Religion that is. I believe at some level even my generation-who has been disproportionately disenchanted and disinterested in religion-want it to work.
Consider the case of Pope Francis. Whether he turns out to be the saint sought after or not, the public interest in a compassionate pope shows some desire by people to see even the worst cases redeemed. I mean this is the church of the crusades, inquisition, no women priests, gays are horrible and the sex abuse of children.
it's also the church of Dorothy Day, the Catholic Social Worker movement, a living wage, liberation theology, Mother Theresa and the badass Joan of Arc. Oh and Catholic Charities- one of the single largest social services provider in the United States.
Now, I am still a Unitarian Universalist not interested in converting back. Reconversion? Hmm.

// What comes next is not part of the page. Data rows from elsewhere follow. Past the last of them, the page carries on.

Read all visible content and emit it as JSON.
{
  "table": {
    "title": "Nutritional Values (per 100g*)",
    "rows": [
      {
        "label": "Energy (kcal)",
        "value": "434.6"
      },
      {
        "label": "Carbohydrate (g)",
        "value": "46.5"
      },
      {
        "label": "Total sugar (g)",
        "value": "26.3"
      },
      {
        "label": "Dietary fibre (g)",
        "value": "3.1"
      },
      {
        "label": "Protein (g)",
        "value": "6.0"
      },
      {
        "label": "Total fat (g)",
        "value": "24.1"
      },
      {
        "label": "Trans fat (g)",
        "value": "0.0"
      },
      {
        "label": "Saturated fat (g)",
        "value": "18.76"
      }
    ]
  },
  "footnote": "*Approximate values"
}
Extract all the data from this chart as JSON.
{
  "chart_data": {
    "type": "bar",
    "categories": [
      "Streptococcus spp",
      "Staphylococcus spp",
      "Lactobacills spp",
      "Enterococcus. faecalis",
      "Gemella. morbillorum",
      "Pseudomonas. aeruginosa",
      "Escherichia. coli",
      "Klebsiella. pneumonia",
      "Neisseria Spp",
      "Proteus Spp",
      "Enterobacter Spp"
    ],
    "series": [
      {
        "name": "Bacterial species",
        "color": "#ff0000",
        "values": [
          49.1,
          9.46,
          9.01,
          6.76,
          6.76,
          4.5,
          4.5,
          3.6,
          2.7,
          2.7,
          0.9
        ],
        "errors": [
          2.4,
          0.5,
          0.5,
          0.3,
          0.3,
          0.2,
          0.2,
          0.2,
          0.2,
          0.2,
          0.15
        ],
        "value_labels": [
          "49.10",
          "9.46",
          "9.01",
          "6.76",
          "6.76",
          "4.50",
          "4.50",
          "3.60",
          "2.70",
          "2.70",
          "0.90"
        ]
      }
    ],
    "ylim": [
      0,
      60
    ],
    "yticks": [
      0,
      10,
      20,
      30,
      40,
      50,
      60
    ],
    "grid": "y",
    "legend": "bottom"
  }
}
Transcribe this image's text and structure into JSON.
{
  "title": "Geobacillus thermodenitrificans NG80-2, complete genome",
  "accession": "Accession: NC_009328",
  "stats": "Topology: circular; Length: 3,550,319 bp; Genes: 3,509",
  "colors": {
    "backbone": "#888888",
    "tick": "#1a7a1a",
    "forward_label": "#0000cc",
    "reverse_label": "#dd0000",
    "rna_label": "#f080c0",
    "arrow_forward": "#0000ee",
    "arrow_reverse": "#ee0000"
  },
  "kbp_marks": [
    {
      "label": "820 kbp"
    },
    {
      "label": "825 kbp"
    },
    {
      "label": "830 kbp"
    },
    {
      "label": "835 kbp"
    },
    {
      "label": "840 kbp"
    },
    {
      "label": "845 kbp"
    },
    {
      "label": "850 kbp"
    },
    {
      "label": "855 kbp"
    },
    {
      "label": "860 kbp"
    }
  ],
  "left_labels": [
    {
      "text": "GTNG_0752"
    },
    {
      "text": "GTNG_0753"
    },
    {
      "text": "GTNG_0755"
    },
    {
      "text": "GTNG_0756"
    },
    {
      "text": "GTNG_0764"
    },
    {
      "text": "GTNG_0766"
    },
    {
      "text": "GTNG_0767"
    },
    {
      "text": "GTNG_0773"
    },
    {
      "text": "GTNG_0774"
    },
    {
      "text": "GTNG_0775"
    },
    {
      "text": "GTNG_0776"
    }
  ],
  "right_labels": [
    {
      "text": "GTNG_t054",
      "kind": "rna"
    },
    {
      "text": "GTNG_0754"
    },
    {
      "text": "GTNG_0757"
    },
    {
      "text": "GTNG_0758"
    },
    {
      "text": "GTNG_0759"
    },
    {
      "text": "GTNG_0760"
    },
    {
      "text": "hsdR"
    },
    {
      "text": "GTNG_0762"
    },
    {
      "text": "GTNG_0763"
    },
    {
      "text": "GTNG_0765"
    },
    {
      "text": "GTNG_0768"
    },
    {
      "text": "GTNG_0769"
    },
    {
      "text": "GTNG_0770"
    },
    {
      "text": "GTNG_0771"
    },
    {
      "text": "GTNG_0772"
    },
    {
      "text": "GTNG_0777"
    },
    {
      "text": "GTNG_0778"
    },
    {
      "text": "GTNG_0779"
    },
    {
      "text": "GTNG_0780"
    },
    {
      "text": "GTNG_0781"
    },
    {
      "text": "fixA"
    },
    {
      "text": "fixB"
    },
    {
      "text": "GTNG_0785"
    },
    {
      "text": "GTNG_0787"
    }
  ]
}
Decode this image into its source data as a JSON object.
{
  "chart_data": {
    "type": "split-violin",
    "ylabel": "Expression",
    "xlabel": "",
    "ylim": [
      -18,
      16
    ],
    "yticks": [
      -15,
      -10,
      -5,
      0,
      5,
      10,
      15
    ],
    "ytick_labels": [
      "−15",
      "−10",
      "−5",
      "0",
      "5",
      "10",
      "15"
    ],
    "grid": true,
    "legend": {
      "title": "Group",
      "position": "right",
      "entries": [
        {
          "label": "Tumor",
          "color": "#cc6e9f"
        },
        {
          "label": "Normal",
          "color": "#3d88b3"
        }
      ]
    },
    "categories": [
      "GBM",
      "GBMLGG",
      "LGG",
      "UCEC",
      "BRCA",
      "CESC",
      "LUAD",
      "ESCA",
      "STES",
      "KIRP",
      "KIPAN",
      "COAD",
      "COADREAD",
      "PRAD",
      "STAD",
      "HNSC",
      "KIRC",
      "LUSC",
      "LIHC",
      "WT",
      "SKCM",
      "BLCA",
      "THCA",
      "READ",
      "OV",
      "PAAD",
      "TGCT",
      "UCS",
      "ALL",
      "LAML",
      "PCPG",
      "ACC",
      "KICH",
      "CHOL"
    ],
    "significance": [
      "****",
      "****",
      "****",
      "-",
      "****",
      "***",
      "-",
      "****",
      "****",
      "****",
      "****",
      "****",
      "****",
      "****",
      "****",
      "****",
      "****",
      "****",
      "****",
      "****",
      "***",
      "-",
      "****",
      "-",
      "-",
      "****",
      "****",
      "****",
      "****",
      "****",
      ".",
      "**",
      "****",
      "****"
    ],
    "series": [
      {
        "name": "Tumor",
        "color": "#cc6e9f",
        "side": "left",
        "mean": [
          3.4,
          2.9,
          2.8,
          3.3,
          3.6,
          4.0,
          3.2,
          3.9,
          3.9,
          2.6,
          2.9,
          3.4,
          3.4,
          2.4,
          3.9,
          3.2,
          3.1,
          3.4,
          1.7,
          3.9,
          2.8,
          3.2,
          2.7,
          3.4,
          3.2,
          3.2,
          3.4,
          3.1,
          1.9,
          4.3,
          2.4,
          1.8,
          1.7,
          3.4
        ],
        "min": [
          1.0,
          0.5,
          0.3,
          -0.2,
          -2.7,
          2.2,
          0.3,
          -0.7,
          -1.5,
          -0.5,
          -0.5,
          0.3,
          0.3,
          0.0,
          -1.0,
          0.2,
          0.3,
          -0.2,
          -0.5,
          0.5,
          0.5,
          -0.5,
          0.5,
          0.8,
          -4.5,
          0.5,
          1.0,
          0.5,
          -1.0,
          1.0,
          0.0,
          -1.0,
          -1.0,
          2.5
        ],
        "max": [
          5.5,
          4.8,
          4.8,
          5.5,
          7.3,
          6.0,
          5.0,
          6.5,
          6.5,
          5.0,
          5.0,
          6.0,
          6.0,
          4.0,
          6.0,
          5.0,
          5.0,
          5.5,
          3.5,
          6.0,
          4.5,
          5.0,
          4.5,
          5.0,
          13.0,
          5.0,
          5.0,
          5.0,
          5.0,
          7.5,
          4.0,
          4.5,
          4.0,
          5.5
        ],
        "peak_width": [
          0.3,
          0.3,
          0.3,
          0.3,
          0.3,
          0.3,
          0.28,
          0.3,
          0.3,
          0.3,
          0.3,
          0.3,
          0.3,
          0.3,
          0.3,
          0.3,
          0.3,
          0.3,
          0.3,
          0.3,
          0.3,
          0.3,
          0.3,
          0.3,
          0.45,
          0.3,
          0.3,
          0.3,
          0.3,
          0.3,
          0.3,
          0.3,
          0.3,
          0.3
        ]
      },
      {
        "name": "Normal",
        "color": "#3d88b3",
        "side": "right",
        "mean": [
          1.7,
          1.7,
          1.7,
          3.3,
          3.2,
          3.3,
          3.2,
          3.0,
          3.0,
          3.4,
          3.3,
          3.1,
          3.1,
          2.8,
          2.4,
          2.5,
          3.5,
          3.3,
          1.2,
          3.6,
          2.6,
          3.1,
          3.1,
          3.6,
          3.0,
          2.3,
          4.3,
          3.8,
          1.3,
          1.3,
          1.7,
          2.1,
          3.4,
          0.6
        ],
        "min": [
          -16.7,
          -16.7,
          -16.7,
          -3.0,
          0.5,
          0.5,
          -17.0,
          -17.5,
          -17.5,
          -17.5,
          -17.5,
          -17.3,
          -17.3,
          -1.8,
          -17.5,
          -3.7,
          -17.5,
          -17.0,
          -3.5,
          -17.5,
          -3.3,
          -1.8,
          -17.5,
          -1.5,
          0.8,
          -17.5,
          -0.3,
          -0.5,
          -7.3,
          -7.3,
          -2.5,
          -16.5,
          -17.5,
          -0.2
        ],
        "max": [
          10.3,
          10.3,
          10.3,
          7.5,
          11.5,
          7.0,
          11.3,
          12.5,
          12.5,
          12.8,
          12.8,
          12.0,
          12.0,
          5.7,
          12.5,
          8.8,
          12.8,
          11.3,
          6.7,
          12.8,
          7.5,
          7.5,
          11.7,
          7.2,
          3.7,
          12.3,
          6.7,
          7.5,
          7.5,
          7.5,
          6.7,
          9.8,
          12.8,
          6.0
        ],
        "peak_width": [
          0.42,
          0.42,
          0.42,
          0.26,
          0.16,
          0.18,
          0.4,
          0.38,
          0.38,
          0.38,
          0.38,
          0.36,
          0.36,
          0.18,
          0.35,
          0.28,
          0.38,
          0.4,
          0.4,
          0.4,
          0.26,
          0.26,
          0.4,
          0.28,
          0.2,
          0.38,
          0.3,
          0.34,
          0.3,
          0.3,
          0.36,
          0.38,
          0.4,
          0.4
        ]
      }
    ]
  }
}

But the point remains that for all our distance from religion, there is this something in it.
We long for the good story again, the religion that goes back to the essence of it all. Not superstition or oppression but the religion that enlightened and lifted. The one that even made some saints, that brought individuals into the insight we are still uncovering. It's more than the spiritual experiences we have alone. Spirituality is defined by the experience of a person in relationship with another (God, Buddha, nature...) but religion is distinctly about the community (from religare binding). It is about being bond together for something greater than our individual selves.
But Pope Francis isn't the answer. If and when he disappoints us, let's use it as a moment for something greater.
To start to really dive in. Get off Facebook and into the trenches together.
None of us can do it all alone. That's sort of the point.
The question in this new year, I suppose, is not only what we will decide to do for our lives, but perhaps more importantly what we might do for all of our lives- together.